Kedela wer kalyakoorl ngalak Wadjak boodjak yaak.

Today and always, we stand on the traditional land of the Whadjuk Noongar people.

Tyrown Waigana’s expressionistic mural invites abstract character into AGWA’s revamped foyer

The commission is the first for a new rotating mural wall that welcomes visitors to AGWA.

Tyrown Waigana Overgrown 2021 (detail). Acrylic paint, 500 x 680 cm. Purchased through the Art Gallery of Western Australia Foundation 2021, with support from The Next Collective and Minderoo Foundation. Photo by Tim Palman.

“THERE WAS ALWAYS SOMETHING creative going on at home when I was growing up, everyone in my family kind of dabbled in art,” Tyrown Waigana recalls. Such exposure to loquacious creativity animates the young multidisciplinary artist and graphic designer’s practice, which ranges from illustration, painting and sculpture, to animation and graphic design.

Waigana is a Wardandi Noongar and Ait Koedhal artist.

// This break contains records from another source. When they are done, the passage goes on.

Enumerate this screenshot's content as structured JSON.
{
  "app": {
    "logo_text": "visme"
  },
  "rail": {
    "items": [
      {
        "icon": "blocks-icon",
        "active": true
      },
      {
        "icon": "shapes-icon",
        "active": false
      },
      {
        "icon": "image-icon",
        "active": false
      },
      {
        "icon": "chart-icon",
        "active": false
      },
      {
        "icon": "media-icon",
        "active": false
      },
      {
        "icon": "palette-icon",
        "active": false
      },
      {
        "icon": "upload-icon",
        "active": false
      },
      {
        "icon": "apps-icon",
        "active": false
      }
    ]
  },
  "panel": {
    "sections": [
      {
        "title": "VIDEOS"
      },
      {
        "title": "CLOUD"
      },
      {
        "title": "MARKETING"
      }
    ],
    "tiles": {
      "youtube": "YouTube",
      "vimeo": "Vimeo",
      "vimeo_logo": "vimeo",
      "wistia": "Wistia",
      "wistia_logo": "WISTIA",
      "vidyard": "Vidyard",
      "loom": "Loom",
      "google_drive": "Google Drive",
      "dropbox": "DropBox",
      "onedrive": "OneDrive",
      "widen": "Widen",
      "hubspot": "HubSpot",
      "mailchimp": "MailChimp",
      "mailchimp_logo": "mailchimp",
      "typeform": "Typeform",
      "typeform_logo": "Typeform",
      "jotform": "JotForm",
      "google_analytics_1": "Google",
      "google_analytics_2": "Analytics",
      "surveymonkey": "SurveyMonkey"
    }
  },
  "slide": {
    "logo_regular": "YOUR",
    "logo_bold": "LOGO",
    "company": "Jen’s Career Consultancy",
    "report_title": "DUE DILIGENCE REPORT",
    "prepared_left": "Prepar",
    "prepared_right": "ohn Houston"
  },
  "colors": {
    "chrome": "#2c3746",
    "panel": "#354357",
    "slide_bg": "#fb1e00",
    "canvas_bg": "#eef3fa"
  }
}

He seems deeply reflective as we chat about his new mural in progress for AGWA, mulling over ideas. He speaks in an open but considered way. He’s an observer whose art is an accumulation of his interpretations of the world around him and the lives of those who inhabit it.

Of the animated series Mostly Brown People, which he made for Fremantle Arts Centre’s 2020 Revealed exhibition, he says: “My animation work is short comedy skits [that] try to provide insights into how people around me behave or at least how I observe them.”

 

 

Tyrown Waigana Overgrown 2021 (detail). Acrylic paint, 500 x 680 cm. Purchased through the Art Gallery of Western Australia Foundation 2021, with support from The Next Collective and Minderoo Foundation. Photo by Tim Palman.

Tyrown Waigana. Photo by Tim Palman.

Talking more about his artistic family, Waigana says his nana and mum both “painted and decorated didgeridoos” and his nana’s younger brother was a painter too. “My pop Paul, I used to watch him paint. He had this slow methodical technique that was soothing to me,” he shares.

Waigana’s own paintings are expressive, experimental, and spatially ambiguous—they appear as though they are from another world. His incongruous characters vie for existence at the precipice of figure and field. Often he paints these wayward figures in the vein of Jean-Michel Basquiat. It could be said that when he paints, Waigana is creating lifeworlds for his characters, the canvas becoming their cosmos.

The artist’s warehouse-style studio is located in an industrial area in Bibra Lake. It is the kind of place where you can easily feel like you are in your own little universe. Waigana is an artist who has a strong sense of self-determination in his work. “I don’t like to do a lot of collaborations, and I don’t particularly thrive on other people trying to influence my work—especially when I already have a strong sense of what I want to do,” he says.

On the surface this might seem at odds with the familial influence and observational approach in his art-making but Waigana likes to have space to attend to his ideas, to let them come into their own being.

 

 

Tyrown Waigana Overgrown 2021 (detail). Acrylic paint, 500 x 680 cm. Purchased through the Art Gallery of Western Australia Foundation 2021, with support from The Next Collective and Minderoo Foundation. Photo by Tim Palman.

Waigana grew up around the surrounding suburbs of Fremantle. He studied at Curtin University, taking classes in graphic design and illustration. “That is where I fostered some of my technical skills,” he says, which he applies in the design work he does under his company Crawlin Crocodile.

Last June, Waigana won the prestigious National NAIDOC poster competition with his entry Shape of Land (2020), which was fitting for that year’s NAIDOC theme “Always Was, Always Will Be”. Creating the NAIDOC poster is as much about making a design that embodies the year’s theme as it is about creating a historical document that can be looked back on like an eternal ode to all that Indigenous peoples have fought for and achieved up until that point.

Waigana’s mural for AGWA is another milestone in the artist’s career. “It’s the first mural and the largest artwork [in scale] that I’ve done,” he says. It’s also the first artwork of its kind in the gallery, with AGWA’s new foyer-located ephemeral mural wall set to showcase different artists every few months. When applying for the commission, Waigana says his first thought was: “I’ll just do something wild and see if it flies.” Evidently, it did.

Keeping his cards close to his chest before the grand unveiling, Waigana teases: “The mural is really expressive. One thing I really like to do is blur the line between form and figure, where you don’t really know where things start and end.”

In a sense the mural itself will blur lines, shifting our perceptions of where architecture ends and art begins, with the gallery’s structure becoming the artwork, the characters, their cosmos.

 

 


This article was first published in the print publication The View From Here in October 2021 under the title Blurring Lines.

Tristen Harwood is an Indigenous writer and art critic. He grew up in Northam and around Perth’s northeast suburbs, moving houses often, with his single mother and six younger brothers. Currently, he lives and works on Wurundjeri Country.